La petite grande femme n’a rien perdu de son énergie, mais un peu de ses illusions.

« Quand j’ai commencé comme procureure contre les crimes de guerre, je croyais que la lutte contre l’impunité était un mouvement irréversible », me dit-elle.

Je pensais que l’avancement du droit et le progrès étaient linéaires. Ce n’est pas le cas. J’espère maintenant que c’est un mouvement cyclique, et qu’on est au pire creux de la vague…

Louise Arbour

Elle s’est remémoré ses deux rencontres avec Vladimir Poutine, quand elle était haute-commissaire. L’actuel ministre des Affaires étrangères de Russie, Sergueï Lavrov, qu’elle avait bien connu quand il était représentant de son pays au Conseil de sécurité de l’ONU (1994-2004), avait organisé les rencontres. L’époque était bien différente et un semblant de discussion semblait possible.

« Poutine est un homme très attentif, qui vous examine en détail. Mais je ne suis pas du genre de George [W.] Bush, pour prétendre que j’ai vu son âme au travers de ses yeux… »

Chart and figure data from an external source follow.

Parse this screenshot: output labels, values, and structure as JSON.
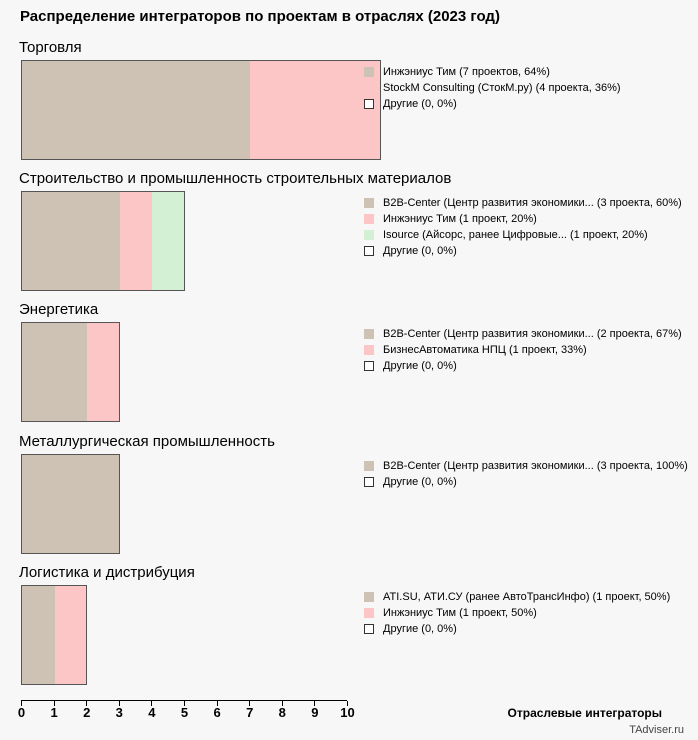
{
  "chart_data": {
    "type": "bar",
    "title": "Распределение интеграторов по проектам в отраслях (2023 год)",
    "xlabel": "Отраслевые интеграторы",
    "xlim": [
      0,
      10
    ],
    "x_ticks": [
      "0",
      "1",
      "2",
      "3",
      "4",
      "5",
      "6",
      "7",
      "8",
      "9",
      "10"
    ],
    "credit": "TAdviser.ru",
    "sections": [
      {
        "title": "Торговля",
        "segments": [
          {
            "value": 7,
            "color": "#cdc2b4",
            "label": "Инжэниус Тим (7 проектов, 64%)"
          },
          {
            "value": 4,
            "color": "#fcc6c6",
            "label": "StockM Consulting (СтокМ.ру) (4 проекта, 36%)"
          },
          {
            "value": 0,
            "color": "",
            "label": "Другие (0, 0%)"
          }
        ]
      },
      {
        "title": "Строительство и промышленность строительных материалов",
        "segments": [
          {
            "value": 3,
            "color": "#cdc2b4",
            "label": "B2B-Center (Центр развития экономики... (3 проекта, 60%)"
          },
          {
            "value": 1,
            "color": "#fcc6c6",
            "label": "Инжэниус Тим (1 проект, 20%)"
          },
          {
            "value": 1,
            "color": "#d4f0d4",
            "label": "Isource (Айсорс, ранее Цифровые... (1 проект, 20%)"
          },
          {
            "value": 0,
            "color": "",
            "label": "Другие (0, 0%)"
          }
        ]
      },
      {
        "title": "Энергетика",
        "segments": [
          {
            "value": 2,
            "color": "#cdc2b4",
            "label": "B2B-Center (Центр развития экономики... (2 проекта, 67%)"
          },
          {
            "value": 1,
            "color": "#fcc6c6",
            "label": "БизнесАвтоматика НПЦ (1 проект, 33%)"
          },
          {
            "value": 0,
            "color": "",
            "label": "Другие (0, 0%)"
          }
        ]
      },
      {
        "title": "Металлургическая промышленность",
        "segments": [
          {
            "value": 3,
            "color": "#cdc2b4",
            "label": "B2B-Center (Центр развития экономики... (3 проекта, 100%)"
          },
          {
            "value": 0,
            "color": "",
            "label": "Другие (0, 0%)"
          }
        ]
      },
      {
        "title": "Логистика и дистрибуция",
        "segments": [
          {
            "value": 1,
            "color": "#cdc2b4",
            "label": "ATI.SU, АТИ.СУ (ранее АвтоТрансИнфо) (1 проект, 50%)"
          },
          {
            "value": 1,
            "color": "#fcc6c6",
            "label": "Инжэниус Тим (1 проект, 50%)"
          },
          {
            "value": 0,
            "color": "",
            "label": "Другие (0, 0%)"
          }
        ]
      }
    ]
  }
}
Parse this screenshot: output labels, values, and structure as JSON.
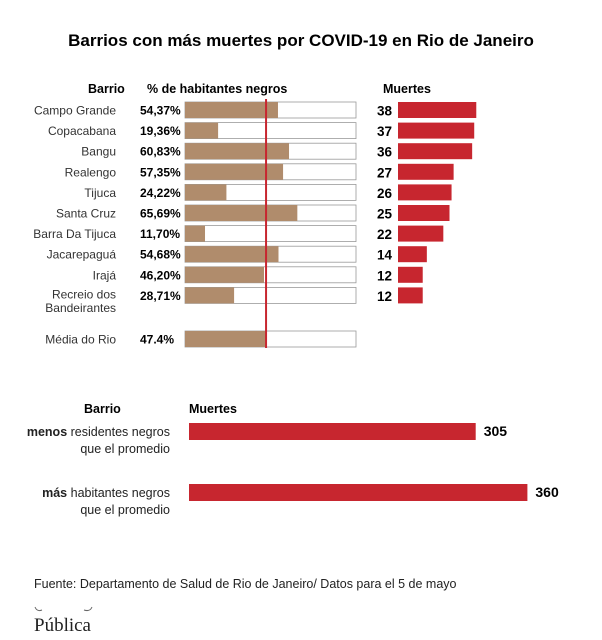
{
  "chart_data": [
    {
      "type": "bar",
      "title": "Barrios con más muertes por COVID-19 en Rio de Janeiro",
      "column_headers": {
        "neighborhood": "Barrio",
        "percent": "% de habitantes negros",
        "deaths": "Muertes"
      },
      "percent_range": [
        0,
        100
      ],
      "rows": [
        {
          "label": [
            "Campo Grande"
          ],
          "pct": 54.37,
          "pct_label": "54,37%",
          "deaths": 38
        },
        {
          "label": [
            "Copacabana"
          ],
          "pct": 19.36,
          "pct_label": "19,36%",
          "deaths": 37
        },
        {
          "label": [
            "Bangu"
          ],
          "pct": 60.83,
          "pct_label": "60,83%",
          "deaths": 36
        },
        {
          "label": [
            "Realengo"
          ],
          "pct": 57.35,
          "pct_label": "57,35%",
          "deaths": 27
        },
        {
          "label": [
            "Tijuca"
          ],
          "pct": 24.22,
          "pct_label": "24,22%",
          "deaths": 26
        },
        {
          "label": [
            "Santa Cruz"
          ],
          "pct": 65.69,
          "pct_label": "65,69%",
          "deaths": 25
        },
        {
          "label": [
            "Barra Da Tijuca"
          ],
          "pct": 11.7,
          "pct_label": "11,70%",
          "deaths": 22
        },
        {
          "label": [
            "Jacarepaguá"
          ],
          "pct": 54.68,
          "pct_label": "54,68%",
          "deaths": 14
        },
        {
          "label": [
            "Irajá"
          ],
          "pct": 46.2,
          "pct_label": "46,20%",
          "deaths": 12
        },
        {
          "label": [
            "Recreio dos",
            "Bandeirantes"
          ],
          "pct": 28.71,
          "pct_label": "28,71%",
          "deaths": 12
        }
      ],
      "average": {
        "label": "Média do Rio",
        "pct": 47.4,
        "pct_label": "47.4%"
      }
    },
    {
      "type": "bar",
      "column_headers": {
        "group": "Barrio",
        "deaths": "Muertes"
      },
      "groups": [
        {
          "bold": "menos",
          "rest": " residentes negros",
          "line2": "que el promedio",
          "deaths": 305
        },
        {
          "bold": "más",
          "rest": " habitantes negros",
          "line2": "que el promedio",
          "deaths": 360
        }
      ]
    }
  ],
  "source": "Fuente: Departamento de Salud de Rio de Janeiro/ Datos para el 5 de mayo",
  "logo": "Pública",
  "colors": {
    "percent_bar": "#b08c6c",
    "death_bar": "#c7262f",
    "average_line": "#c7262f",
    "bar_outline": "#9a9a9a"
  }
}
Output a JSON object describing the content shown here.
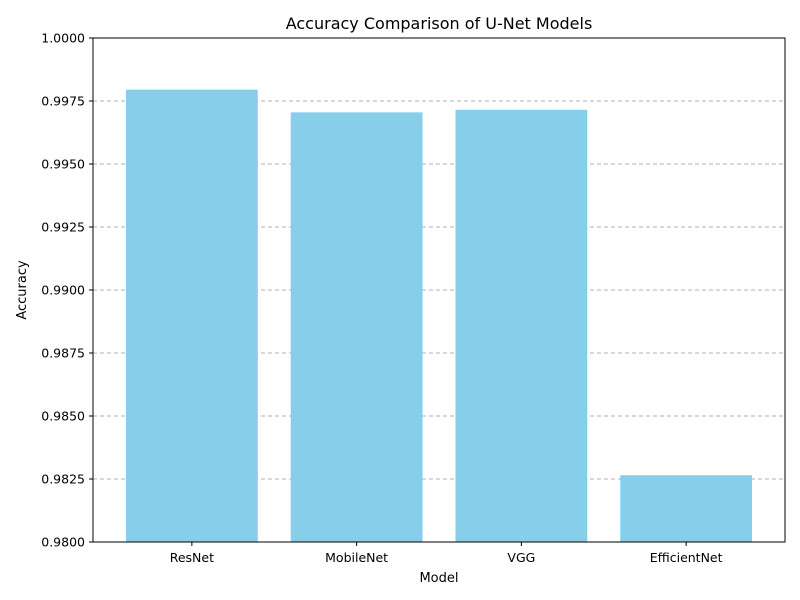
{
  "chart_data": {
    "type": "bar",
    "title": "Accuracy Comparison of U-Net Models",
    "xlabel": "Model",
    "ylabel": "Accuracy",
    "categories": [
      "ResNet",
      "MobileNet",
      "VGG",
      "EfficientNet"
    ],
    "values": [
      0.99795,
      0.99705,
      0.99715,
      0.98265
    ],
    "ylim": [
      0.98,
      1.0
    ],
    "yticks": [
      "0.9800",
      "0.9825",
      "0.9850",
      "0.9875",
      "0.9900",
      "0.9925",
      "0.9950",
      "0.9975",
      "1.0000"
    ],
    "ytick_values": [
      0.98,
      0.9825,
      0.985,
      0.9875,
      0.99,
      0.9925,
      0.995,
      0.9975,
      1.0
    ],
    "bar_color": "#87ceeb",
    "grid": "y-dashed",
    "legend": "none"
  }
}
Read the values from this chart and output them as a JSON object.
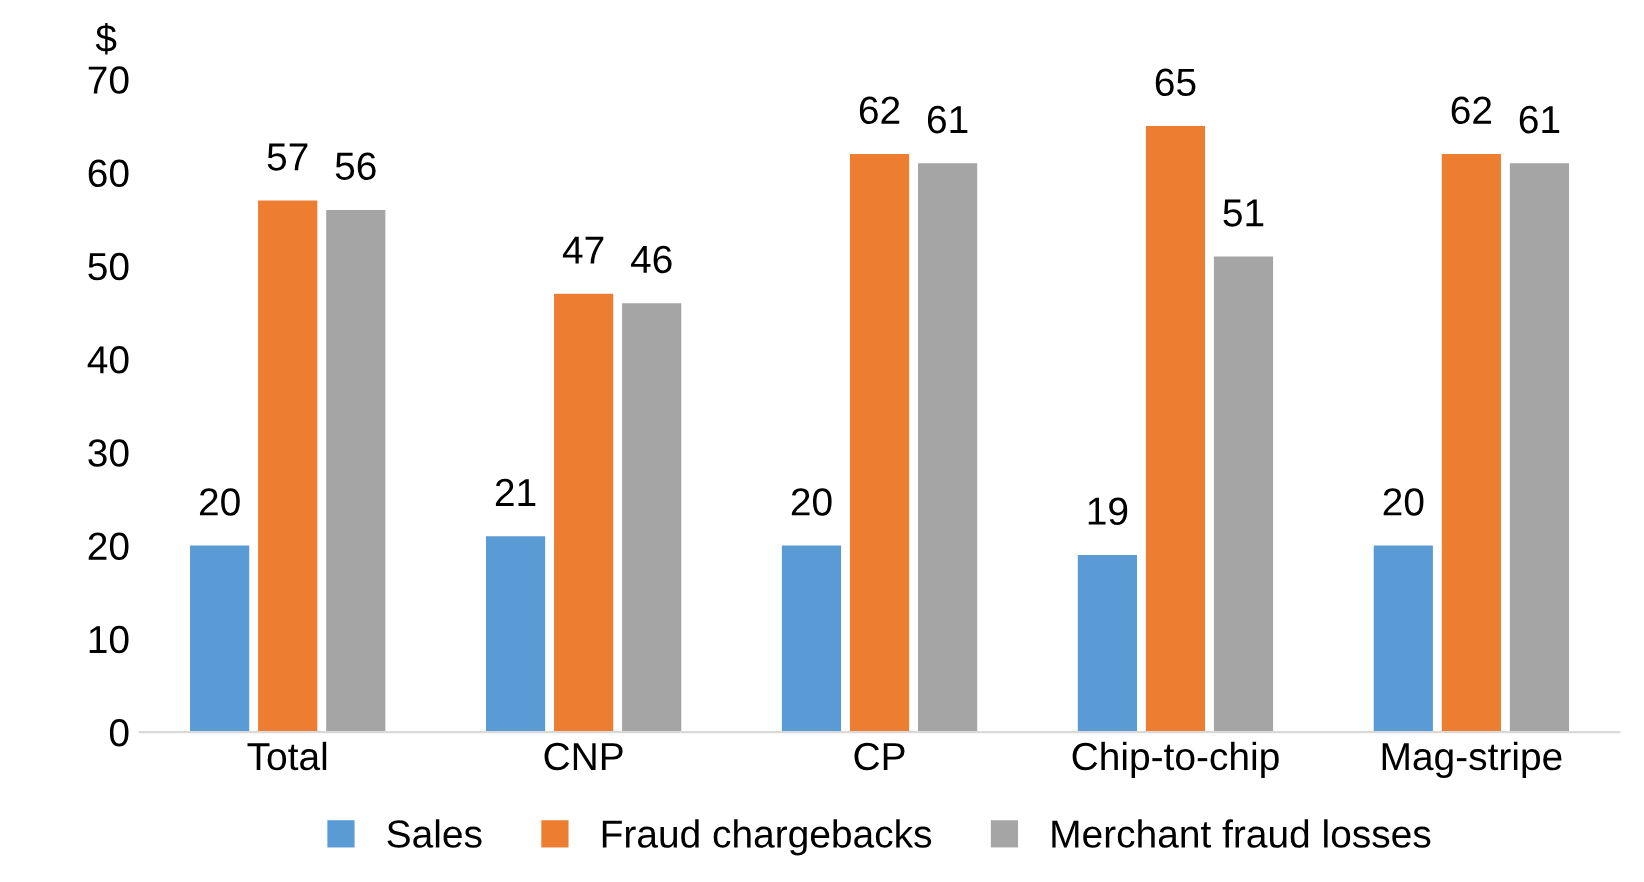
{
  "chart_data": {
    "type": "bar",
    "ylabel": "$",
    "categories": [
      "Total",
      "CNP",
      "CP",
      "Chip-to-chip",
      "Mag-stripe"
    ],
    "series": [
      {
        "name": "Sales",
        "color": "#5b9bd5",
        "values": [
          20,
          21,
          20,
          19,
          20
        ]
      },
      {
        "name": "Fraud chargebacks",
        "color": "#ed7d31",
        "values": [
          57,
          47,
          62,
          65,
          62
        ]
      },
      {
        "name": "Merchant fraud losses",
        "color": "#a5a5a5",
        "values": [
          56,
          46,
          61,
          51,
          61
        ]
      }
    ],
    "ylim": [
      0,
      70
    ],
    "yticks": [
      0,
      10,
      20,
      30,
      40,
      50,
      60,
      70
    ],
    "data_labels": true,
    "legend": "bottom",
    "grid": false
  }
}
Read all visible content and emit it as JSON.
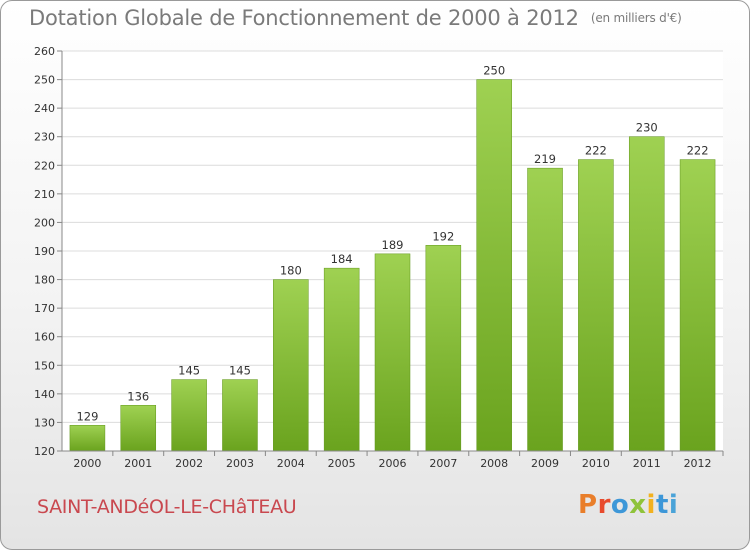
{
  "header": {
    "title": "Dotation Globale de Fonctionnement de 2000 à 2012",
    "unit": "(en milliers d'€)"
  },
  "footer": {
    "commune": "SAINT-ANDéOL-LE-CHâTEAU",
    "logo": [
      "P",
      "r",
      "o",
      "x",
      "i",
      "t",
      "i"
    ]
  },
  "colors": {
    "bar_top": "#9fd152",
    "bar_bottom": "#6aa31e",
    "commune": "#c9484f",
    "title": "#7a7a7a"
  },
  "chart_data": {
    "type": "bar",
    "title": "Dotation Globale de Fonctionnement de 2000 à 2012",
    "subtitle": "(en milliers d'€)",
    "xlabel": "",
    "ylabel": "",
    "categories": [
      "2000",
      "2001",
      "2002",
      "2003",
      "2004",
      "2005",
      "2006",
      "2007",
      "2008",
      "2009",
      "2010",
      "2011",
      "2012"
    ],
    "values": [
      129,
      136,
      145,
      145,
      180,
      184,
      189,
      192,
      250,
      219,
      222,
      230,
      222
    ],
    "ylim": [
      120,
      260
    ],
    "yticks": [
      120,
      130,
      140,
      150,
      160,
      170,
      180,
      190,
      200,
      210,
      220,
      230,
      240,
      250,
      260
    ],
    "grid": true,
    "legend": "none"
  }
}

Le président russe avait des messages à faire passer à la gardienne officielle des droits universels de l’humanité. Messages tout à fait cohérents avec la justification russe de l’invasion de l’Ukraine, celle de 2014 comme celle de 2022.

« Il m’avait dit : “Vous savez, ce serait plus utile si vous parliez aussi de la répression des minorités russes dans les pays voisins.” Il me disait : “Nos préoccupations, vous ne vous en souciez jamais. Les droits de la minorité russe sont bafoués en Géorgie, en Lituanie, en Ossétie…” »

Elle ne pouvait pas « évaluer sa bonne foi », dit-elle. Autrement dit : jusqu’à quel point il est sincère dans sa défense des minorités russophones (dont les droits ne sont effectivement plus ce qu’ils étaient du temps de l’URSS). Et jusqu’à quel point c’est une rhétorique consciemment fabriquée uniquement pour justifier des agressions.

Il ne faut pas sous-estimer l’imaginaire romantique national ; les Russes aussi ont leurs mythes. Ils ont vaincu les nazis. Et c’est vrai qu’il existe une extrême droite en Ukraine et des minorités russes sur plusieurs territoires. Ça ne justifie pas l’invasion, mais le fait est que dans la population russe en général, c’est vu comme une guerre juste.

Louise Arbour

« Pour bien analyser une situation, il faut ce que j’appelle de l’empathie politique : la capacité de se mettre dans la position de l’adversaire, pour comprendre ses motivations.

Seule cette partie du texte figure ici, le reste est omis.